Inflation of 2D boundary ghosts and digital watermarking
Imants Svalbe, Rob Tijdeman

TL;DR
This paper introduces a method to inflate 2D boundary ghosts with controlled shape and size, which can serve as secure digital watermarks and assist in image reconstruction within specific geometric constraints.
Contribution
It presents a novel approach to inflate minimal boundary ghosts by tiling, maintaining perimeter length while varying area, with potential applications in digital watermarking and image reconstruction.
Findings
Large area changes with fixed perimeter length.

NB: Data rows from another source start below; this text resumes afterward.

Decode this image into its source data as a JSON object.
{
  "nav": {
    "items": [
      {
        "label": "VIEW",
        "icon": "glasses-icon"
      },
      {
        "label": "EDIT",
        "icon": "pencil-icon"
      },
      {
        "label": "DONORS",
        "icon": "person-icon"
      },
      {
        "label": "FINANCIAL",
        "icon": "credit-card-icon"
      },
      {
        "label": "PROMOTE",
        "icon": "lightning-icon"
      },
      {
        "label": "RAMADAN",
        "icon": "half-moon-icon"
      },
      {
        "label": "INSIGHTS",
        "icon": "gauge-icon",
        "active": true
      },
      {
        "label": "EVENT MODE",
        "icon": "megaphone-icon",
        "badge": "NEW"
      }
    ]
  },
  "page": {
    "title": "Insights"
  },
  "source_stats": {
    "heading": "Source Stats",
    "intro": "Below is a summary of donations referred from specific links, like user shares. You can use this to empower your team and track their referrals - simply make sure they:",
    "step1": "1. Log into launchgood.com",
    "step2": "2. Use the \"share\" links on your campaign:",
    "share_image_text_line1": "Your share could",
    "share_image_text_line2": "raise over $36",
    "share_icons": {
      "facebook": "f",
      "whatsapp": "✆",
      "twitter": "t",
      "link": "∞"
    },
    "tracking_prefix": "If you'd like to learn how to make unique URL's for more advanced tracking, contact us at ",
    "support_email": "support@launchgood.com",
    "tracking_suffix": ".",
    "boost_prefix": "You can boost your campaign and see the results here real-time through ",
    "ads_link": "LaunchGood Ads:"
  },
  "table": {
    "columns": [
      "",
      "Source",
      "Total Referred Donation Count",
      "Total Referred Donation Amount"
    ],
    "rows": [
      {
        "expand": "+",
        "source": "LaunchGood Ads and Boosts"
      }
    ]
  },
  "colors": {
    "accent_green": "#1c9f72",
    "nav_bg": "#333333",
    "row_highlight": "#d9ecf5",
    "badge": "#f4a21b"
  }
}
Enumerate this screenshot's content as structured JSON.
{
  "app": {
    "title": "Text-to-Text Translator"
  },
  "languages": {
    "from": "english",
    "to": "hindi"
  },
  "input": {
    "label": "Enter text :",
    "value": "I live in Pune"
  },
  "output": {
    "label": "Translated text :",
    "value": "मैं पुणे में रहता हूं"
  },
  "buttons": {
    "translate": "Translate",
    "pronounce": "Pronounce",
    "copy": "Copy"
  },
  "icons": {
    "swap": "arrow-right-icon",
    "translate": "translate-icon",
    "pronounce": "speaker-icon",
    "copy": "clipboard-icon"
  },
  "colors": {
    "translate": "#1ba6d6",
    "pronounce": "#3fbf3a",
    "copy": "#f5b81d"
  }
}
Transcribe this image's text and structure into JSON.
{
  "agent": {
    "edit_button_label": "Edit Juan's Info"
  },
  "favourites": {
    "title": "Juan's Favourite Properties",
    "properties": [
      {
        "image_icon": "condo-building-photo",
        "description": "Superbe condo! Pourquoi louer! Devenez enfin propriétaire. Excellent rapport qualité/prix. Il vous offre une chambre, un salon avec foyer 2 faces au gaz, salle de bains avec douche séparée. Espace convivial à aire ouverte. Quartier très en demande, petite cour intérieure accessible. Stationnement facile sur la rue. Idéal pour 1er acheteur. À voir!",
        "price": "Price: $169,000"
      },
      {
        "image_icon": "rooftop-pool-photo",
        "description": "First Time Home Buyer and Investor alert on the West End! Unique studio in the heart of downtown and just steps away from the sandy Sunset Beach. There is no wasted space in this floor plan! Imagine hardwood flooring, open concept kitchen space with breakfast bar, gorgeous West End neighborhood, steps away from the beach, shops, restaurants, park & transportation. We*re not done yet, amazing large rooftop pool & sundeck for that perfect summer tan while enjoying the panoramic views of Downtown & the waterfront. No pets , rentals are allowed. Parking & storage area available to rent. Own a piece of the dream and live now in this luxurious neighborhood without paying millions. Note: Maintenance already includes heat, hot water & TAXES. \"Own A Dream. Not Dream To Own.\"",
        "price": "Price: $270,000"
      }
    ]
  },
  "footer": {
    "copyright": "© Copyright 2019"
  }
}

Tiling preserves zero projection angles.
Potential use as secure watermarks.
Abstract
Projection ghosts are discrete arrays of signed values positioned so that their discrete projections vanish for some chosen set of n projection angles. Minimal ghosts are designed to be compact, with no internal pixels having value zero. Here we control the shape, number of boundary pixels and area that each minimal ghost encloses. Binary minimal ghosts and their boundaries can themselves be inflated by tiling copies of themselves to make ghosts with larger sizes and different shapes, whilst still retaining the same set of n zero projection angles. The intricate perimeters of minimal ghosts are formed by three strings of connected pixels that are defined by the minimal projection angles. We show that large changes to the ghost areas can be made whilst keeping the length of their segmented perimeters fixed. These inflated boundary ghosts may prove useful as secure watermarks to embed…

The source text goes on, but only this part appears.